Abstract

Allergic asthma is a complex inflammatory disorder characterized by airway hyperresponsiveness, eosinophilic inflammation and hypersecretion of mucus. Current therapies include β2-agonists, cysteinyl leukotriene receptor 1 antagonists and corticosteroids. Although these drugs demonstrate beneficial effects, their adverse side effects limit their long-term use.

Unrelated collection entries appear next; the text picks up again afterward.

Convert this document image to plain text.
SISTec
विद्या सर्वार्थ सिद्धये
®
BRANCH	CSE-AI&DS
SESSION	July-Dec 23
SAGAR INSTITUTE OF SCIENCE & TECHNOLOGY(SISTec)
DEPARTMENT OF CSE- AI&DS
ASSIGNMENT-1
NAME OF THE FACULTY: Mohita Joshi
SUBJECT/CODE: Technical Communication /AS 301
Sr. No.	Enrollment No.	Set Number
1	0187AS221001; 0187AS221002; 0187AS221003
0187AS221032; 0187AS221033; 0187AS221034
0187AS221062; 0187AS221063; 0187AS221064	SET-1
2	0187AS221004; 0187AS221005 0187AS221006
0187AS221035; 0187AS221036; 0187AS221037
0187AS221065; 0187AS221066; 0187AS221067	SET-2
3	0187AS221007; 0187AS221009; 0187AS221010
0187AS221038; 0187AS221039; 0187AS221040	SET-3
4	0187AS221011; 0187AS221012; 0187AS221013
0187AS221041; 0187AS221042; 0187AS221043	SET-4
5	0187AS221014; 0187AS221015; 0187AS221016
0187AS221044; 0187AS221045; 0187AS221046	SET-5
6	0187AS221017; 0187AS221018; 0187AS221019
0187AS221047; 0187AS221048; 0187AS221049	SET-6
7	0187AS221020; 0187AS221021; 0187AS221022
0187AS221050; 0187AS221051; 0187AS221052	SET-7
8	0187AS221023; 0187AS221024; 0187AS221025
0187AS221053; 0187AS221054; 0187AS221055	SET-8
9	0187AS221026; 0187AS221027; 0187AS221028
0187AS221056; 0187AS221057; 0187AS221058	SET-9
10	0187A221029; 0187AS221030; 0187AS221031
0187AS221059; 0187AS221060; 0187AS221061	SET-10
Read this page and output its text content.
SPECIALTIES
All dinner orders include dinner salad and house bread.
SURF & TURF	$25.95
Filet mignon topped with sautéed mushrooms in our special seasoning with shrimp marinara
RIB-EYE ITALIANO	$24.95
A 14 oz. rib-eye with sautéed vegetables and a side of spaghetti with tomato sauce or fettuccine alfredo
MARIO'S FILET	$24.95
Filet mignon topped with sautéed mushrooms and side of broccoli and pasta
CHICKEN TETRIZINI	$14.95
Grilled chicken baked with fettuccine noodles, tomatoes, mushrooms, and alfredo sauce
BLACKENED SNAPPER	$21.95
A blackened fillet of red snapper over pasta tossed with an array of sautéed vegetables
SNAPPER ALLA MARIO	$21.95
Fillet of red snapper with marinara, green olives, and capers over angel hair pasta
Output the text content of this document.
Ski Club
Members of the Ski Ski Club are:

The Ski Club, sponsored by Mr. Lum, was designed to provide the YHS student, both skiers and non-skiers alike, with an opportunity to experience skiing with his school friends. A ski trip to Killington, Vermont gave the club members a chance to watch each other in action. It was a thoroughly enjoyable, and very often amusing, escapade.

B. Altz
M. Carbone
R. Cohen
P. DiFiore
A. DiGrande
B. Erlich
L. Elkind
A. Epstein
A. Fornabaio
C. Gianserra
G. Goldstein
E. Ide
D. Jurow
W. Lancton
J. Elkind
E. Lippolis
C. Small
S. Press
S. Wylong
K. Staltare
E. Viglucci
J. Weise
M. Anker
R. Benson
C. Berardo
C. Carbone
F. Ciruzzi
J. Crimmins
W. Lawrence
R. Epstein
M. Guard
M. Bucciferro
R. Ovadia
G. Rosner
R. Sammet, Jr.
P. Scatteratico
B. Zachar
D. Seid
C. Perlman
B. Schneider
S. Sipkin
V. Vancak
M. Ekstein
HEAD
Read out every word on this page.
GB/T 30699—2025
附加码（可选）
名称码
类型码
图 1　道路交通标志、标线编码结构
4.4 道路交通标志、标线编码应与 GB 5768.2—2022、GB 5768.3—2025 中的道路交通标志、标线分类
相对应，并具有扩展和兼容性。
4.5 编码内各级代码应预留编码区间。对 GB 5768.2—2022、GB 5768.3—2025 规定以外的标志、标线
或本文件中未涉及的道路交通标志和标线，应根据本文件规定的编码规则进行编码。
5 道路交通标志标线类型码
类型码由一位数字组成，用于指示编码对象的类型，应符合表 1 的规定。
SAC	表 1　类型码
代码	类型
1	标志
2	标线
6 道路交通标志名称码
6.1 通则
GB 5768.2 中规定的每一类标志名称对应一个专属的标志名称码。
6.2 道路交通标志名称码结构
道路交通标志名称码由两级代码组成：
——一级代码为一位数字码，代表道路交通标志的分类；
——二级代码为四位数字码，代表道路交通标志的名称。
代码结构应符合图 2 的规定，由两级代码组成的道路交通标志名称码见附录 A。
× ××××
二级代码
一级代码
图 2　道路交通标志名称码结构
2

Thus, the development of new compounds with similar therapeutic activities and reduced side effects is both desirable and necessary. Natural compounds are used in some current therapies, as plant-derived metabolites can relieve disease symptoms in the same manner as allopathic medicines. Quercetin is a flavonoid that is naturally found in many fruits and vegetables and has been shown to exert multiple biological effects in experimental models, including the reduction of major symptoms of asthma: bronchial hyperactivity, mucus production and airway inflammation. In this review, we discuss results from the literature that illustrate the potential of quercetin to treat asthma and its exacerbations.

Highlights

  • Asthma is a chronic inflammatory disease common worldwide (Mukherjee, Zhang, 2011)

  • According to the guidelines issued by the U.S National Heart, Lung and Blood Institute and the Global Initiative for Asthma (GINA), asthma severity can be classified based on clinical features into intermittent, mild persistent, moderate persistent, and severe persistent asthma (Wenzel, 2006)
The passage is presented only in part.